Before putting the RTX 50 series on ice, NVIDIA had already slashed its gaming GPU supply by about a fifth and started prioritizing models with less VRAM, like the 8GB versions of the RTX 5060 and RTX 5060 Ti, so this news isn’t that surprising.

So when can we expect RTX 60 GPUs?

Late 2028-ish?

A GPU with a pile of money around it. Credit: Lucas Gouveia / How-To Geek

The good news is that the RTX 60 series is definitely in the pipeline, and we will see it sooner or later. The bad news is that its release date is up in the air, and it’s best not to even think about pricing. The word on the street around CES 2026 was that NVIDIA would release the RTX 60 series in mid-2027, give or take a few months. But as of this writing, it’s increasingly likely we won’t see RTX 60 GPUs until 2028.

If you’ve been following the discussion around memory shortages, this won’t be surprising. In late 2025, the prognosis was that we wouldn’t see the end of the RAM-pocalypse until 2027, maybe 2028. But a recent statement by SK Hynix chairman (the company is one of the world’s three largest memory manufacturers) warns that the global memory shortage may last well into 2030.

If that turns out to be true, and if the global AI data center boom doesn’t slow down in the next few years, I wouldn’t be surprised if NVIDIA delays the RTX 60 GPUs as long as possible. There’s a good chance we won’t see them until the second half of 2028, and I wouldn’t be surprised if they miss that window as well if memory supply doesn’t recover by then. Data center GPUs are simply too profitable for NVIDIA to reserve a meaningful portion of memory for gaming graphics cards as long as shortages persist.


At least current-gen gaming GPUs are still a great option for any PC gamer

If there is a silver lining here, it is that current-gen gaming GPUs (NVIDIA RTX 50 and AMD Radeon RX 90) are still more than powerful enough for any current AAA title.
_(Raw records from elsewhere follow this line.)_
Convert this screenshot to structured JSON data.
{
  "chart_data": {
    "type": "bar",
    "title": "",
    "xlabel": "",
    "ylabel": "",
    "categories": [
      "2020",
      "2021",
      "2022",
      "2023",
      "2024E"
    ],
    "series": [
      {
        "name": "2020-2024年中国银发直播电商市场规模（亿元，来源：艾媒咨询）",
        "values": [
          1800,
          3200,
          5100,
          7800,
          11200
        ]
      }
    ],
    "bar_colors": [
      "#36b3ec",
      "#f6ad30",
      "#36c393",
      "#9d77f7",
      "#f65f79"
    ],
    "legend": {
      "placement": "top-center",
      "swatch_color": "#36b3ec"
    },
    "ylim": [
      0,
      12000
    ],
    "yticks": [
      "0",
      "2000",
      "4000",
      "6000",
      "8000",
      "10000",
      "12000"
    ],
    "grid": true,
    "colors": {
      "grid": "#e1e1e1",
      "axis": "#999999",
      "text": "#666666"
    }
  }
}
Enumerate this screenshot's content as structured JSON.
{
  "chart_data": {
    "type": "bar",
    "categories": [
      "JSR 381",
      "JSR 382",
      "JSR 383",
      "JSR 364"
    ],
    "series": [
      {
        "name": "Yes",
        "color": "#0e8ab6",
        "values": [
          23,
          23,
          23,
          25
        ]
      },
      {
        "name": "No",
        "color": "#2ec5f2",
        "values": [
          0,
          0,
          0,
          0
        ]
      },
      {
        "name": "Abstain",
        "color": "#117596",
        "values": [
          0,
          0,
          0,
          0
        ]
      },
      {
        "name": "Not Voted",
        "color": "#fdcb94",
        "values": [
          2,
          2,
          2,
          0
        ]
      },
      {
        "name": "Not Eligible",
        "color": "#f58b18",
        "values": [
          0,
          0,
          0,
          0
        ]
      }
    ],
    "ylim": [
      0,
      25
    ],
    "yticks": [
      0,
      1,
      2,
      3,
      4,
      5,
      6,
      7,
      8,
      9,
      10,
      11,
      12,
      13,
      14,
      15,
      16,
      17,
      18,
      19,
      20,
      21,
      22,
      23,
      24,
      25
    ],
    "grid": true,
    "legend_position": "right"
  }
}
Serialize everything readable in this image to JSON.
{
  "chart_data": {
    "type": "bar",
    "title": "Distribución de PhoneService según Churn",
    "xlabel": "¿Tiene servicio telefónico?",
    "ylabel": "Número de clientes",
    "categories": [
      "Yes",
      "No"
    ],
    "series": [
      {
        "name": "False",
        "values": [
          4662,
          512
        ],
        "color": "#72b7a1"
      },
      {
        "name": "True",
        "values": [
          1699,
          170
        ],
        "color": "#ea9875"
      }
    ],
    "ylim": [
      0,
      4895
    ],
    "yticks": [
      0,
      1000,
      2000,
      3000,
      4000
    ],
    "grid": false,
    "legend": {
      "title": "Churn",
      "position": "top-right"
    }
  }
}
Considering that Sony is reportedly delaying the PlayStation 6 and that global PC shipments are projected to see a sharp, double-digit decline in 2026, game developers have little incentive to push requirements beyond what current hardware can handle.

DLSS 5, on the other hand, may be the future of gaming, but no one likes it, and it will take a few years (and likely the arrival of the RTX 60 lineup) for it to mature and become usable on anything that’s not a heckin’ RTX 5090.

If you’re open to buying used GPUs, even last-gen gaming graphics cards offer tons of performance and are able to rein in any AAA game you throw at them. While we likely won’t get a new gaming GPU from NVIDIA for at least a few years, at least the ones we’ve got are great today and will continue to chew through any game for the foreseeable future.